What could be more wholesome or gratifying than fresh produce like cauliflower, green beans, and Brussels sprouts? A tasty assortment of cooked vegetables is presented here. Enjoy and treat yourself well!
Prep Time: | 25 mins |
Cook Time: | 35 mins |
Total Time: | 1 hr |
Servings: | 6 |
Yield: | 6 servings |
Ingredients
- 8 ounces fresh green beans, trimmed and cut into 2-inch pieces
- 2 cups Brussels sprouts, trimmed and cut in half if large
- 2 cups cauliflower florets
- 2 teaspoons chopped fresh rosemary
- 2 teaspoons chopped fresh basil
- 2 teaspoons chopped fresh oregano
- ¼ teaspoon kosher salt
- ⅛ teaspoon freshly ground black pepper
- 2 tablespoons extra-virgin olive oil
- 2 tablespoons water
- aluminum foil
- 3 red bell peppers, seeded and cut into strips
Instructions
- Preheat the oven to 400 degrees F (200 degrees C).

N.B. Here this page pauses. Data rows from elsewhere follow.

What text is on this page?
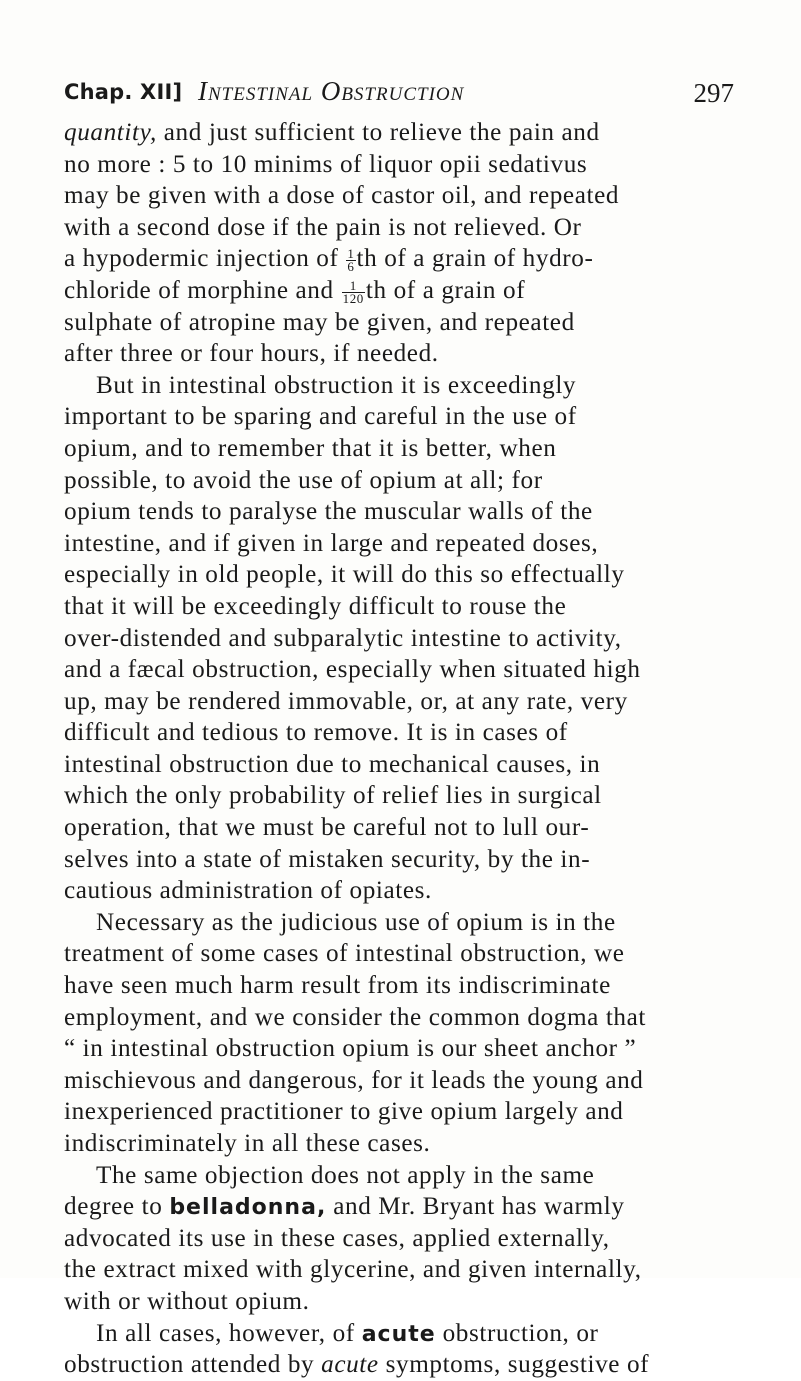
Chap. XII] Intestinal Obstruction	297
quantity, and just sufficient to relieve the pain and
no more : 5 to 10 minims of liquor opii sedativus
may be given with a dose of castor oil, and repeated
with a second dose if the pain is not relieved. Or
a hypodermic injection of $\frac{1}{6}$ th of a grain of hydro-
chloride of morphine and $\frac{1}{120}$ th of a grain of
sulphate of atropine may be given, and repeated
after three or four hours, if needed.
But in intestinal obstruction it is exceedingly
important to be sparing and careful in the use of
opium, and to remember that it is better, when
possible, to avoid the use of opium at all; for
opium tends to paralyse the muscular walls of the
intestine, and if given in large and repeated doses,
especially in old people, it will do this so effectually
that it will be exceedingly difficult to rouse the
over-distended and subparalytic intestine to activity,
and a fæcal obstruction, especially when situated high
up, may be rendered immovable, or, at any rate, very
difficult and tedious to remove. It is in cases of
intestinal obstruction due to mechanical causes, in
which the only probability of relief lies in surgical
operation, that we must be careful not to lull our-
selves into a state of mistaken security, by the in-
cautious administration of opiates.
Necessary as the judicious use of opium is in the
treatment of some cases of intestinal obstruction, we
have seen much harm result from its indiscriminate
employment, and we consider the common dogma that
“ in intestinal obstruction opium is our sheet anchor ”
mischievous and dangerous, for it leads the young and
inexperienced practitioner to give opium largely and
indiscriminately in all these cases.
The same objection does not apply in the same
degree to belladonna, and Mr. Bryant has warmly
advocated its use in these cases, applied externally,
the extract mixed with glycerine, and given internally,
with or without opium.
In all cases, however, of acute obstruction, or
obstruction attended by acute symptoms, suggestive of
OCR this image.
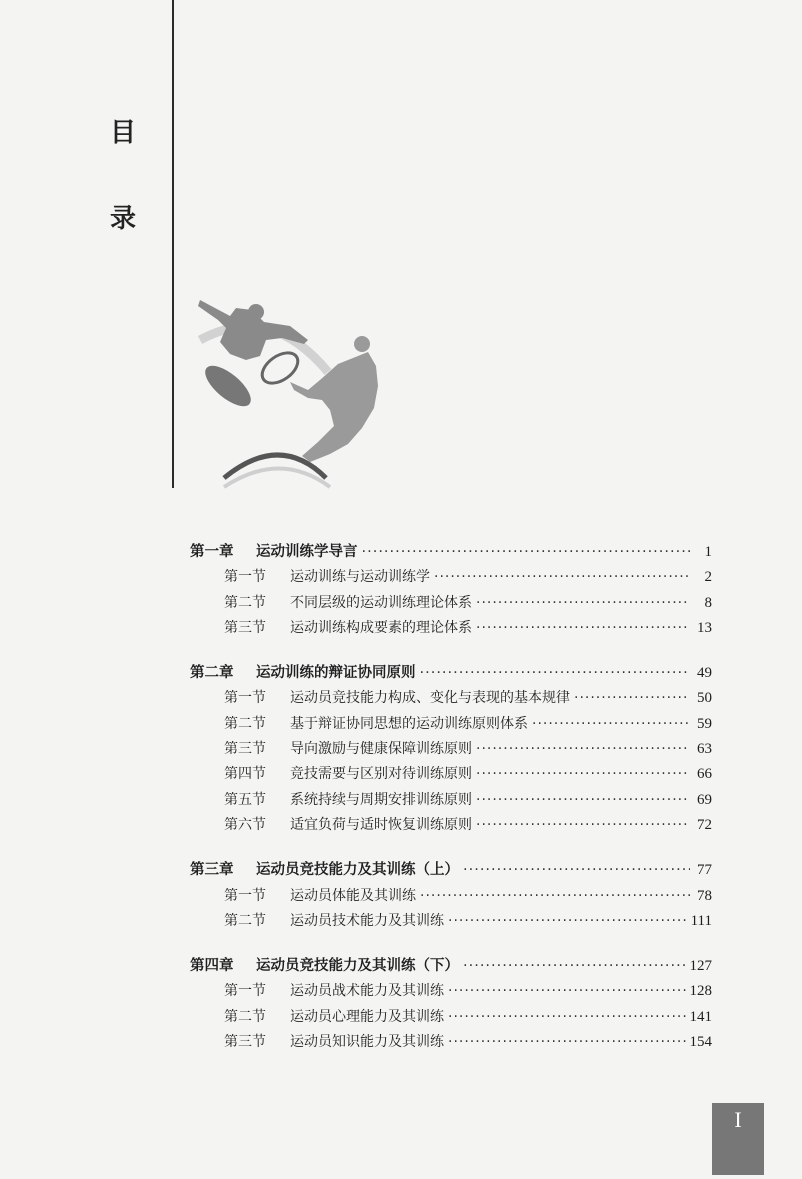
目
录
第一章	运动训练学导言 ·····	1
第一节	运动训练与运动训练学 ·····	2
第二节	不同层级的运动训练理论体系 ·····	8
第三节	运动训练构成要素的理论体系 ·····	13
第二章	运动训练的辩证协同原则 ·····	49
第一节	运动员竞技能力构成、变化与表现的基本规律 ·····	50
第二节	基于辩证协同思想的运动训练原则体系 ·····	59
第三节	导向激励与健康保障训练原则 ·····	63
第四节	竞技需要与区别对待训练原则 ·····	66
第五节	系统持续与周期安排训练原则 ·····	69
第六节	适宜负荷与适时恢复训练原则 ·····	72
第三章	运动员竞技能力及其训练（上） ·····	77
第一节	运动员体能及其训练 ·····	78
第二节	运动员技术能力及其训练 ·····	111
第四章	运动员竞技能力及其训练（下） ·····	127
第一节	运动员战术能力及其训练 ·····	128
第二节	运动员心理能力及其训练 ·····	141
第三节	运动员知识能力及其训练 ·····	154
I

- Place green beans, Brussels sprouts, and cauliflower in a shallow roasting pan. Sprinkle with rosemary, basil, oregano, salt, and pepper; drizzle with olive oil and water. Cover pan with foil.
- Roast in the preheated oven for 20 minutes. Remove foil and stir in bell peppers. Return to the oven and cook, uncovered, until vegetables are crisp-tender, about more 15 minutes.
- If you’re using dried herbs, use 2 teaspoons total of mixed dried herbs.
Reviews
I forgot to read the cook’s note and a so all the dried spices may have been heavy for some, but I liked it “spicey”. I omitted red peppers and added zucchini, yellow squash and leftover cooked red potatoes because I had them in the good intention drawer, served it with some leftover steak-yum!
I chose not to cover with foil and I’m glad I didn’t. I would have still liked even more roast on the veggies but the green beans were starting to get overcooked so I pulled them. I also recommend scaling back on the red bell. Overall a good recipe that stood apart due to the fresh herbs.